This is the magic of proxies.
The javadoc of [Mockito.spy()][1]
states
Creates a spy of the real object. The spy calls real methods unless they are stubbed.
So spy()
returns a mock object, which is a proxy. It is a sub class of Foo
so it inherits the methods, but it wraps their execution in a interceptor method. This method has a try catch block which catches any exception thrown in the actual method invocation. The catch block then uses a ConditionalStackTraceFilter
to clean up the stack trace. To do this, it uses a StackTraceFilter
which in the comments of its filter(..)
method states
/**
* Example how the filter works (+/- means good/bad):
* [a+, b+, c-, d+, e+, f-, g+] -> [a+, b+, g+]
* Basically removes all bad from the middle. If any good are in the middle of bad those are also removed.
*/
The call stack at the invocation of baz()

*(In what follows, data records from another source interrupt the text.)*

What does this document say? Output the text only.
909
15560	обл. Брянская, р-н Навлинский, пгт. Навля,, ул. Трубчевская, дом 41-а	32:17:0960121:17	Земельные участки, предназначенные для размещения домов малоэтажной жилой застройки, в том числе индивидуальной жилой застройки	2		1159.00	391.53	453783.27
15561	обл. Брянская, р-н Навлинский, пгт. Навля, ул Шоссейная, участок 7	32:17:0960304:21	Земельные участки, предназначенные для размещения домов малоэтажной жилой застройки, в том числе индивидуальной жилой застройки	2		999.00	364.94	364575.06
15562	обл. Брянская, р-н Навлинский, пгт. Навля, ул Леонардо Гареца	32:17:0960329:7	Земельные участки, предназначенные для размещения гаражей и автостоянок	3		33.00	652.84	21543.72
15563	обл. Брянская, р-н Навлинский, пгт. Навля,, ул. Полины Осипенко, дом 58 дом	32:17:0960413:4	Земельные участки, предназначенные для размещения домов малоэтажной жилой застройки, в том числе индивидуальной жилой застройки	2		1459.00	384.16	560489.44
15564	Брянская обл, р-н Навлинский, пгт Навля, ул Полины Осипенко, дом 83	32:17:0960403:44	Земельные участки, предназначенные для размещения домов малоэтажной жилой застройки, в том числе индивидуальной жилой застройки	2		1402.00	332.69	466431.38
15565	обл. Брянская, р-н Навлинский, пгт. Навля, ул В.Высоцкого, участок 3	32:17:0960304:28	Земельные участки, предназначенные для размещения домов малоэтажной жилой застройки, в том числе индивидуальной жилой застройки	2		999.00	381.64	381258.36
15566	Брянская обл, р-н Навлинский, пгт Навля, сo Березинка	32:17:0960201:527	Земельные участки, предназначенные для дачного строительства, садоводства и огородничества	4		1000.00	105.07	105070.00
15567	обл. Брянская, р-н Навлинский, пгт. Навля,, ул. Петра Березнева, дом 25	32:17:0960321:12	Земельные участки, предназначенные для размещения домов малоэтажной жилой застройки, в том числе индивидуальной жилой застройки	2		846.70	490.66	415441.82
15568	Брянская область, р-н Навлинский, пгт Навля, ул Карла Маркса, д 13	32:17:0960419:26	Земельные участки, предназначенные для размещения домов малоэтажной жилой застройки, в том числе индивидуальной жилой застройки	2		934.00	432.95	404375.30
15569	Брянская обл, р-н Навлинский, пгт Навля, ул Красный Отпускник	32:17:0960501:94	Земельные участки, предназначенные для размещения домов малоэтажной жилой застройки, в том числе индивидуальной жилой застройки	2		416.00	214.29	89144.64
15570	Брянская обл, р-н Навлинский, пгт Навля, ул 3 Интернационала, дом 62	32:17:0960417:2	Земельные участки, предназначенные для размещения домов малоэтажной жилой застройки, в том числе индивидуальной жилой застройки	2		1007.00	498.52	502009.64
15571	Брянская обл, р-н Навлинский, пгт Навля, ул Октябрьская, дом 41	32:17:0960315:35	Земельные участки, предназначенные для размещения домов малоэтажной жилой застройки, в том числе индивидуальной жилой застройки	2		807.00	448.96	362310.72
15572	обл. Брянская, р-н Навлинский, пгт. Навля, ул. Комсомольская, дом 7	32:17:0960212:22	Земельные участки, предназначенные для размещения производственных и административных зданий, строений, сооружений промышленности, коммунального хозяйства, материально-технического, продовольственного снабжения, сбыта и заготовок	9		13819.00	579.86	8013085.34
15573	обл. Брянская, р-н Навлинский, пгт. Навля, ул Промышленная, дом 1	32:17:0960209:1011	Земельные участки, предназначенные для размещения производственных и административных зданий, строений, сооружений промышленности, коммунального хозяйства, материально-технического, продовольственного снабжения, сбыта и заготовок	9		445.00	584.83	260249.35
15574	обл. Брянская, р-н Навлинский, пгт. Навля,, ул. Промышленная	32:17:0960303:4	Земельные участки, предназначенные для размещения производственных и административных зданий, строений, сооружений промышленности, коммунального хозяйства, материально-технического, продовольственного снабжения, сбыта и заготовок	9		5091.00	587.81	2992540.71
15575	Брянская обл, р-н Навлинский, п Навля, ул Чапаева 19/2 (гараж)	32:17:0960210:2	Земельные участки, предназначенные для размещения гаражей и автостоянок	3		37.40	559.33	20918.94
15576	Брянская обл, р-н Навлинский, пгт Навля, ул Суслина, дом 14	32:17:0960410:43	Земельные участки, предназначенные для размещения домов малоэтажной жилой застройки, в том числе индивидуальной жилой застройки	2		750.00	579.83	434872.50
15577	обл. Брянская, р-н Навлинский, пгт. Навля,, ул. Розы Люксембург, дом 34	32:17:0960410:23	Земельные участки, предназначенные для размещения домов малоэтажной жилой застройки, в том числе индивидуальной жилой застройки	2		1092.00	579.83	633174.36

is something like (super simplified)
at Foo.baz()
at FooPROXY.baz()
at Foo.bar()
at FooPROXY.bar()
at Foo.foo()
at FooPROXY.foo()
at MockTest.test()
All the PROXY
stack trace elements, which are the proxies and the interceptors involved, and everything in between get removed. So you get the result you see.
Note that Junit also cleans it up so as not to show its internals.